- Origin: Chicago, Illinois, United States
- Genres: Indie electronic; dream pop; post-rock;
- Occupations: Musician; rights administrator; craftsperson;
- Instruments: Vocals; guitar; cello; keyboards; sampler;
- Labels: Too Pure; American Recordings;
- Website: Official website

= Margaret Fiedler McGinnis =

American musician

Margaret Fiedler McGinnis (née Fiedler) is a London-based American vocalist, multi-instrumentalist and sculptor. She is best known as a founding member of UK indie groups Moonshake and Laika, as live guitarist with PJ Harvey and Wire and as the owner/operative of Mineral Point Music Ltd. In 2025 she completed the MA Sculpture programme at the Royal College of Art.

==Early life==
Margaret Fiedler was born in Chicago, Illinois, United States, and grew up in Winnetka, Illinois and later in Connecticut. She was educated at Sarah Lawrence College and at Trinity College, Dublin.

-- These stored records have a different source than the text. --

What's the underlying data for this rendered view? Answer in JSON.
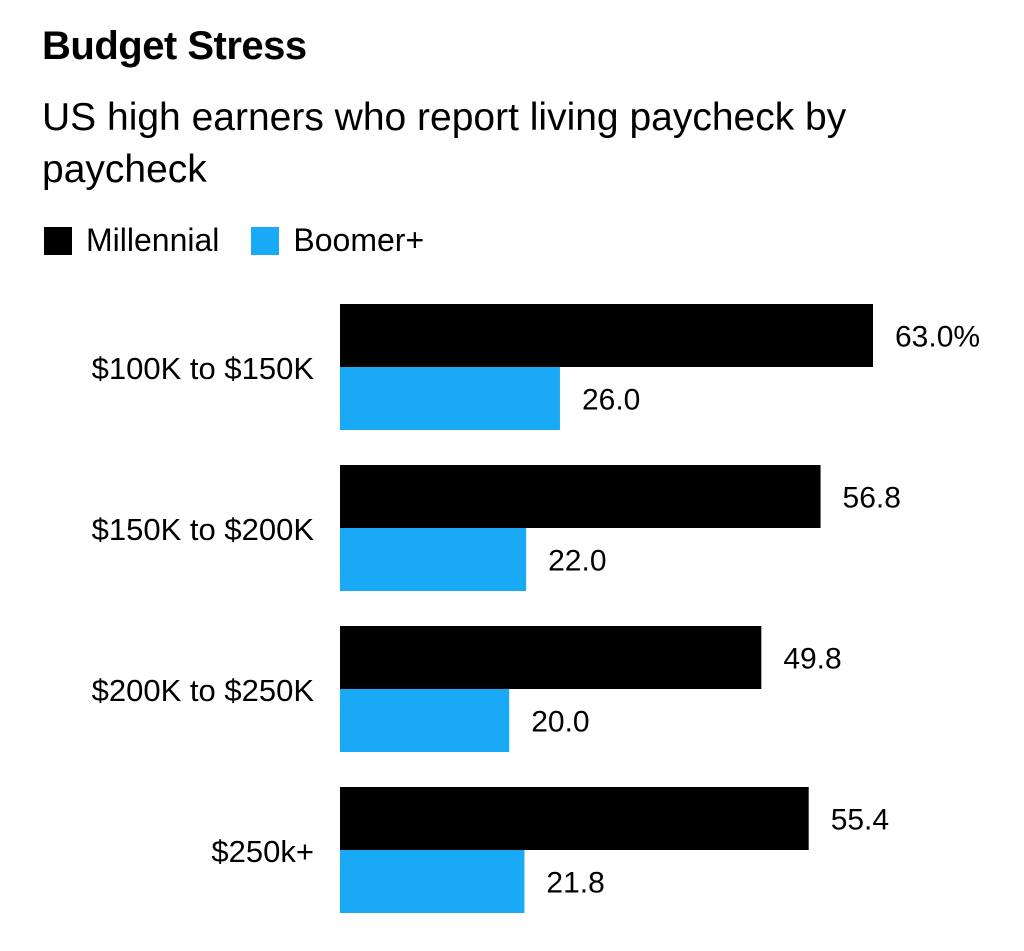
{
  "title": "Budget Stress",
  "subtitle": "US high earners who report living paycheck by paycheck",
  "chart_data": {
    "type": "bar",
    "orientation": "horizontal",
    "categories": [
      "$100K to $150K",
      "$150K to $200K",
      "$200K to $250K",
      "$250k+"
    ],
    "series": [
      {
        "name": "Millennial",
        "color": "#000000",
        "values": [
          63.0,
          56.8,
          49.8,
          55.4
        ],
        "labels": [
          "63.0%",
          "56.8",
          "49.8",
          "55.4"
        ]
      },
      {
        "name": "Boomer+",
        "color": "#1aa9f4",
        "values": [
          26.0,
          22.0,
          20.0,
          21.8
        ],
        "labels": [
          "26.0",
          "22.0",
          "20.0",
          "21.8"
        ]
      }
    ],
    "unit": "%",
    "xlim": [
      0,
      63
    ],
    "legend": "top-left",
    "grid": false
  }
}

She had attended grade school in Winnetka and played the cello growing up. McGinnis formed Child's Play with Moby as a high school band.

==Career==
After a move to London, England, McGinnis formed Moonshake in 1991 with David Callahan, formerly of The Wolfhounds. She and Callahan shared vocals, guitar, sampling and songwriting duties, and the band was augmented by John Frenett (bass) and Mig Morland (drums, percussion). Moonshake were signed to Alan McGee's Creation Records for their debut First EP released in Spring 1991. The group then moved to Too Pure Records, and released the Secondhand Clothes EP and the Eva Luna LP in 1992, and the mini-album Big Good Angel in 1993.

In 1993, McGinnis and Frenett split away from Moonshake to form Laika with engineer/musician Guy Fixsen (who'd engineered and co-produced Moonshake's recordings), flautist Louise Elliott and drummers Lou Ciccotelli and Rob Ellis. The band, increasingly centred around McGinnis and Fixsen, produced four albums (Silver Apples of the Moon, Sound of the Satellites, Good Looking Blues and Wherever I Am, I Am What is Missing) and five singles for Too Pure between 1994 and 2003, following which the band went on what became a permanent hiatus.

In 2000, while still with Laika, McGinnis joined PJ Harvey's live band to play lead guitar, cello, keyboards and percussion on the world tour for "Stories from the City, Stories from the Sea" world tour. Following Laika's last album in 2003, she studied at the College of Law where she received a post-graduate law qualification. After graduation, she took a job at the BBC in 2006, working in the music copyright field.

In 2008, McGinnis took a break from the BBC to join post-punk pioneers Wire, replacing Bruce Gilbert on guitar for an ongoing world-wide tour. After the tour she resumed work at the BBC until 2011, followed by music-licensing stints at Antenna International, Remedy Productions and Paramount (covering all music rights issues for MTV music-based programmes produced in the United Kingdom). Between 2008 and 2010, she had a parallel career working as a candle maker and aromatherapy instructor at The Make Lounge between 2008 and, using vintage teacups and environmentally friendly materials.

In 2015, McGinnis opened up a Twitter account for a new band project called Pea but the account didn't witness any further updates. In 2016, she set up the full rights clearance/music supervision service Mineral Point Music Ltd.

McGinnis returned to a more active musical career following the COVID-19 pandemic lockdown. In 2023, a Pea homepage was set up announcing that music would be released the same year, with McGinnis declaring "new music coming soon... old music coming soon - 2023 is year of rabbits, lots of rabbits..." This page later disappeared from the internet, superseded by a dedicated Margaret Fiedler McGinnis homepage which did not mention the Pea project.

McGinnis' current homepage and her LinkedIn page note that she has been composing for television and film, as well as working on several other musical projects, including a "silent field recording project/homage" called Recording the Dead and a "secret" project provisionally called October First. She has also been half of Earthworm, a collaboration with musician/sound artist Christie Denton: the first fruit of this collaboration was a graphic score for "reactive electronics, guitar, and other elements (including) the musicians' own heartbeats and other organic rhythms" called "SPRINGS", which was performed at the Le Non_Jazz:: concert evening in Paris on 5 March 2024.

==Personal life==
Prior to her marriage, and while still known as Margaret Fiedler, McGinnis was in a romantic and domestic relationship with her Laika partner Guy Fixsen from the early 1990s until the early 2000s. She began using her married surname "McGinnis" from the mid-to-late 2000s.

McGinnis is an animal-rights supporter.